Rapina a un rappresentante di gioielli, gli agenti recuperano l’intera refurtiva
di Redazione
I poliziotti del commissariato di polizia, coordinati dai pm della procura gelese, hanno recuperato circa un chilo e mezzo di oro, sottratto a un rappresentante di gioielli della provincia di Agrigentino nel corso di una rapina compiuta nell’aprile scorso. L’assalto avvenne sul corso principale, nei pressi del museo archeologico. Gli agenti, nel corso degli ultimi sviluppi investigativi, hanno denunciato una terza persona. Si tratta di una donna di 35 anni, di Catania, accusata di rapina in concorso. Avrebbe infatti collaborato con gli autori del colpo, Luigi e Nunzio Di Noto, gelesi, cugini, già arrestati dalla polizia di stato. Per gli agenti, fu la donna, chiamando da un centro estetico di Catania, a contattare il gioielliere per accertarsi che fosse a Gela. Nella sua abitazione, i poliziotti hanno trovato e sequestrato gioielli, che farebbero parte della refurtiva.

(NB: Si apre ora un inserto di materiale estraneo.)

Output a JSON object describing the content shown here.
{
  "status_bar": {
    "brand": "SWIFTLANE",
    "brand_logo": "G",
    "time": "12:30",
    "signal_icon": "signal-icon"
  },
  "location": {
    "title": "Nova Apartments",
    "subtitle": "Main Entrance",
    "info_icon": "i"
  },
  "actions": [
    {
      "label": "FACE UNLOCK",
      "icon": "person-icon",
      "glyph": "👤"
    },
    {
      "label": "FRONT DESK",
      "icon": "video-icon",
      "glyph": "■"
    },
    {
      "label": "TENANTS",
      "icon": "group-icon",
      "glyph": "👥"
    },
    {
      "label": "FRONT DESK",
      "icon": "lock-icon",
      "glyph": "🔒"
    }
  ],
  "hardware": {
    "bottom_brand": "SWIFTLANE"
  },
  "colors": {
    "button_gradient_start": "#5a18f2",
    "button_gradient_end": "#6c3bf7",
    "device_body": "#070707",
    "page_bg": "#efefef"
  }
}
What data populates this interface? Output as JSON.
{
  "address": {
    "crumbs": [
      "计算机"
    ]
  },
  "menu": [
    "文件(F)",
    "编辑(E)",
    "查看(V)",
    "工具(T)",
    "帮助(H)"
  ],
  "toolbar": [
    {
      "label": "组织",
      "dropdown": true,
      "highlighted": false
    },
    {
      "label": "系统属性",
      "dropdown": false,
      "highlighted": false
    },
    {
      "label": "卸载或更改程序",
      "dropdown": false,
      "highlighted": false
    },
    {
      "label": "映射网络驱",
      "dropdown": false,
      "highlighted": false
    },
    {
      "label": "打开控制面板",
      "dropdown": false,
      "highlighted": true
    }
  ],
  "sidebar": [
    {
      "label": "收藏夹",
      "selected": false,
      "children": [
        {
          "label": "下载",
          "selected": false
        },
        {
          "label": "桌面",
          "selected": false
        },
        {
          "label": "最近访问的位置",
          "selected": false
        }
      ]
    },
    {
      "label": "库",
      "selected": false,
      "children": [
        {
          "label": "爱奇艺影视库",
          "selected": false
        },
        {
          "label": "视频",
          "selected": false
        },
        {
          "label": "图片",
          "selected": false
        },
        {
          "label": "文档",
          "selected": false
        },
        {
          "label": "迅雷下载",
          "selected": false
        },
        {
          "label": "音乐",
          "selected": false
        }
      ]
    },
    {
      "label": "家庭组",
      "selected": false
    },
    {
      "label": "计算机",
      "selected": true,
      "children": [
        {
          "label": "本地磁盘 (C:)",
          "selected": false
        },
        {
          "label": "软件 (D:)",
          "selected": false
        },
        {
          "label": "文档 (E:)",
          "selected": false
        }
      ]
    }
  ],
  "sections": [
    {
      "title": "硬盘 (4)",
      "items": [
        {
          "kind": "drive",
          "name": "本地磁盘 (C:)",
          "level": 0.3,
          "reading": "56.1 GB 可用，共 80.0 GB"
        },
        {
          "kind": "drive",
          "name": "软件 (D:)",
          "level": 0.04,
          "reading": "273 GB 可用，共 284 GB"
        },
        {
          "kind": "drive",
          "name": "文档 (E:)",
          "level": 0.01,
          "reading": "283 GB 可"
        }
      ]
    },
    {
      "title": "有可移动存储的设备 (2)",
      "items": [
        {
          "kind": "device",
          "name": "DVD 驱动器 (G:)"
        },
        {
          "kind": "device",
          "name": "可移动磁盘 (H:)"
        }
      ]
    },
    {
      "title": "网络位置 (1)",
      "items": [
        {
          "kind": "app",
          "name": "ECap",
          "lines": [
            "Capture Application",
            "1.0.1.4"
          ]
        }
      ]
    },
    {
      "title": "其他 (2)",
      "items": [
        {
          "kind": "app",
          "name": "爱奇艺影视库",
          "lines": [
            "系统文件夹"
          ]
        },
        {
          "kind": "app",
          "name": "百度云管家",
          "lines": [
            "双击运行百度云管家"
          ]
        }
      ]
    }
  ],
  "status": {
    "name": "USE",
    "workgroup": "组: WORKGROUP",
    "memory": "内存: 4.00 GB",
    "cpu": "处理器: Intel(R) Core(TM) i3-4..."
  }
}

Altri preziosi e oggetti in oro sono stati ritrovati in un immobile di campagna, a Gela, che per gli inquirenti sarebbe stato usato dai cugini Di Noto per nascondere parte del bottino sottratto con violenza al rappresentante di gioielli.
I due cugini, che hanno ammesso i fatti, gli strapparono con la forza una valigetta e uno zaino, con dentro un totale di due chili d’oro.